O espírito dos samurais os impele à obstinação: é preciso cumprir sua razão de ser. Assim pensa o imigrante japonês Tomizo Ishida, de 88 anos, o mais velho e último ferreiro no Brasil a produzir katanás, espadas curvadas usadas pelos guerreiros nipônicos. Natural da província de Gunma, Ishida foi trabalhar ainda criança na lavoura de café da Fazenda Aliança, em Mirandópolis, no noroeste paulista. Aprendeu sozinho a lidar com ferro e fogo para forjar os sabres.
Durante os anos 1920, cerca de mil famílias, entre elas a de Ishida, aportaram em Mirandópolis. Apenas em 1935 seria fundada, porém, a comunidade nipônica mais famosa da região, batizada com o sobrenome do fundador, Isamu Yuba, e alicerçada até hoje no mesmo tripé: trabalhar, rezar e cultivar a arte. Ishida estudou com o irmão mais novo de Yuba, no qual via o espírito dos samurais e de quem pegou emprestada a primeira kataná que viu na vida. “Fiquei com ela por dois meses. Passei muito tempo admirando aquela espada. Copiei o formato até ficar idêntico.”
Décadas depois, ao passear pelo bairro paulistano da Liberdade, Ishida veria na vitrine de uma loja a kataná mais feia de todas. Obra de um brasileiro, a disforme espada na vitrine lhe deu o impulso que faltava. “Fiquei com vergonha. Eu, japonês, filho de japoneses, em um bairro japonês, não conseguia encontrar uma kataná (decente).”
Uma história paralela da imigração japonesa marcou a vida do ferreiro. Na mesma época em que a família Ishida chegou ao Brasil e se instalou no Sudeste, outro grupo de imigrantes japoneses desembarcava no meio da Floresta Amazônica, em Parintins. Em 11 de março de 1927, o então governador Efigênio Salles assinava um acordo com o governo do Japão e concedia terras para o cultivo de juta, fibra proveniente da Índia que serve, entre outras finalidades, para fazer sacas de café.
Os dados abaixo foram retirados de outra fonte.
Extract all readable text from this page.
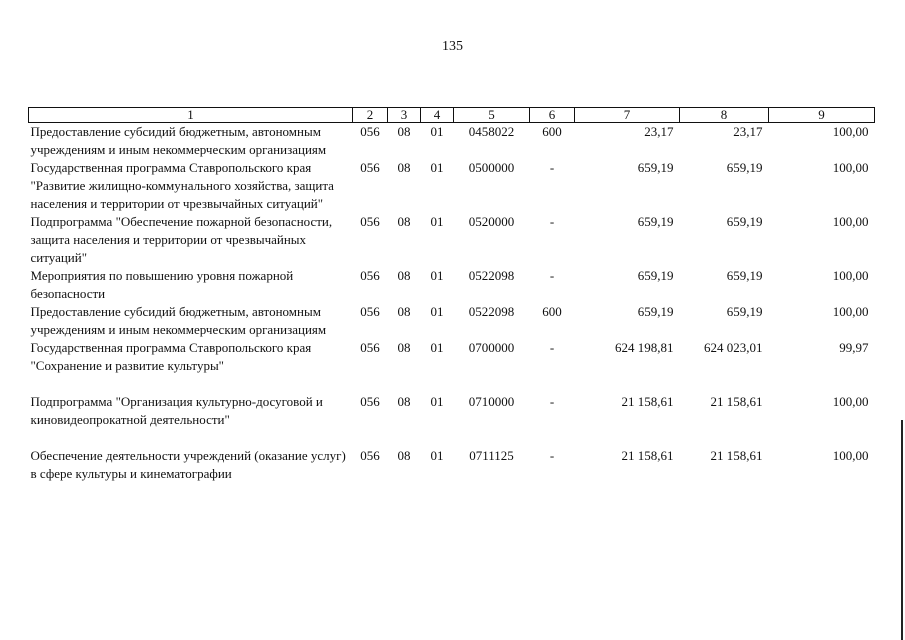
135
1	2	3	4	5	6	7	8	9
Предоставление субсидий бюджетным, автономным учреждениям и иным некоммерческим организациям	056	08	01	0458022	600	23,17	23,17	100,00
Государственная программа Ставропольского края "Развитие жилищно-коммунального хозяйства, защита населения и территории от чрезвычайных ситуаций"	056	08	01	0500000	-	659,19	659,19	100,00
Подпрограмма "Обеспечение пожарной безопасности, защита населения и территории от чрезвычайных ситуаций"	056	08	01	0520000	-	659,19	659,19	100,00
Мероприятия по повышению уровня пожарной безопасности	056	08	01	0522098	-	659,19	659,19	100,00
Предоставление субсидий бюджетным, автономным учреждениям и иным некоммерческим организациям	056	08	01	0522098	600	659,19	659,19	100,00
Государственная программа Ставропольского края "Сохранение и развитие культуры"	056	08	01	0700000	-	624 198,81	624 023,01	99,97
Подпрограмма "Организация культурно-досуговой и киновидеопрокатной деятельности"	056	08	01	0710000	-	21 158,61	21 158,61	100,00
Обеспечение деятельности учреждений (оказание услуг) в сфере культуры и кинематографии	056	08	01	0711125	-	21 158,61	21 158,61	100,00
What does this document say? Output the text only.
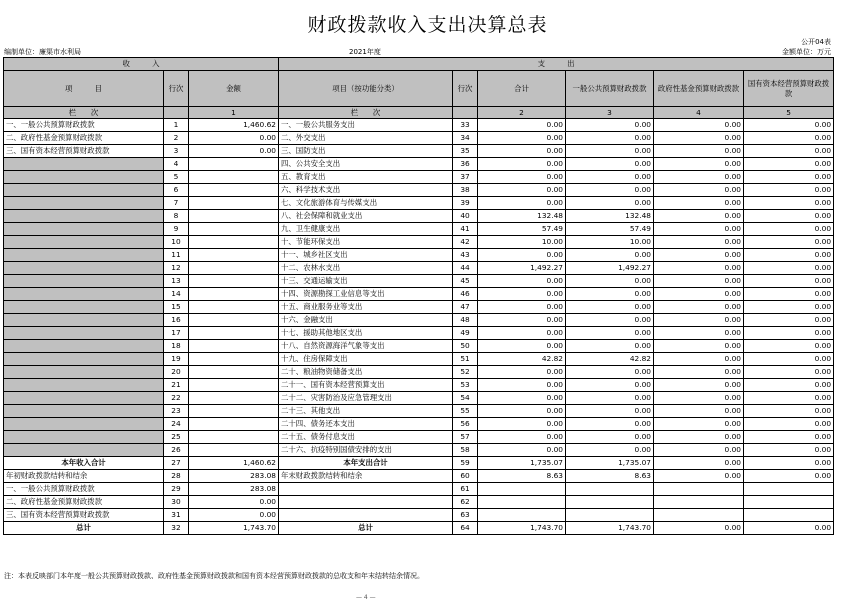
财政拨款收入支出决算总表
公开04表
编制单位：廉渠市水利局	2021年度	金额单位：万元
收　　　入			支　　　出					
项　　　目	行次	金额	项目（按功能分类）	行次	合计	一般公共预算财政拨款	政府性基金预算财政拨款	国有资本经营预算财政拨款
栏　　次		1	栏　　次		2	3	4	5
一、一般公共预算财政拨款	1	1,460.62	一、一般公共服务支出	33	0.00	0.00	0.00	0.00
二、政府性基金预算财政拨款	2	0.00	二、外交支出	34	0.00	0.00	0.00	0.00
三、国有资本经营预算财政拨款	3	0.00	三、国防支出	35	0.00	0.00	0.00	0.00
	4		四、公共安全支出	36	0.00	0.00	0.00	0.00
	5		五、教育支出	37	0.00	0.00	0.00	0.00
	6		六、科学技术支出	38	0.00	0.00	0.00	0.00
	7		七、文化旅游体育与传媒支出	39	0.00	0.00	0.00	0.00
	8		八、社会保障和就业支出	40	132.48	132.48	0.00	0.00
	9		九、卫生健康支出	41	57.49	57.49	0.00	0.00
	10		十、节能环保支出	42	10.00	10.00	0.00	0.00
	11		十一、城乡社区支出	43	0.00	0.00	0.00	0.00
	12		十二、农林水支出	44	1,492.27	1,492.27	0.00	0.00
	13		十三、交通运输支出	45	0.00	0.00	0.00	0.00
	14		十四、资源勘探工业信息等支出	46	0.00	0.00	0.00	0.00
	15		十五、商业服务业等支出	47	0.00	0.00	0.00	0.00
	16		十六、金融支出	48	0.00	0.00	0.00	0.00
	17		十七、援助其他地区支出	49	0.00	0.00	0.00	0.00
	18		十八、自然资源海洋气象等支出	50	0.00	0.00	0.00	0.00
	19		十九、住房保障支出	51	42.82	42.82	0.00	0.00
	20		二十、粮油物资储备支出	52	0.00	0.00	0.00	0.00
	21		二十一、国有资本经营预算支出	53	0.00	0.00	0.00	0.00
	22		二十二、灾害防治及应急管理支出	54	0.00	0.00	0.00	0.00
	23		二十三、其他支出	55	0.00	0.00	0.00	0.00
	24		二十四、债务还本支出	56	0.00	0.00	0.00	0.00
	25		二十五、债务付息支出	57	0.00	0.00	0.00	0.00
	26		二十六、抗疫特别国债安排的支出	58	0.00	0.00	0.00	0.00
本年收入合计	27	1,460.62	本年支出合计	59	1,735.07	1,735.07	0.00	0.00
年初财政拨款结转和结余	28	283.08	年末财政拨款结转和结余	60	8.63	8.63	0.00	0.00
一、一般公共预算财政拨款	29	283.08		61				
二、政府性基金预算财政拨款	30	0.00		62				
三、国有资本经营预算财政拨款	31	0.00		63				
总计	32	1,743.70	总计	64	1,743.70	1,743.70	0.00	0.00
注：本表反映部门本年度一般公共预算财政拨款、政府性基金预算财政拨款和国有资本经营预算财政拨款的总收支和年末结转结余情况。
— 4 —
Após algumas expedições de reconhecimento, surgiu na década seguinte, em uma área de 78 mil quilômetros quadrados, a Vila Amazônia.
De junho de 1931 a julho de 1937, cerca de 250 alunos da Escola Superior de Colonização, do Japão, desembarcariam no Amazonas. Ficariam conhecidos como koutakuseis, expressão derivada do nome em japonês da instituição de ensino. A Segunda Guerra Mundial mudaria a vida deles. Antes bem-vindos, os japoneses passaram a ser hostilizados por causa da aliança com a Alemanha nazista. Proibidos de fazer reuniões e de falar seu idioma, os -habitantes da Vila Amazônia acabariam despojados de suas terras: a colônia foi desapropriada pelo governo amazonense. A reparação só viria em 2011, um pedido formal de desculpas do estado.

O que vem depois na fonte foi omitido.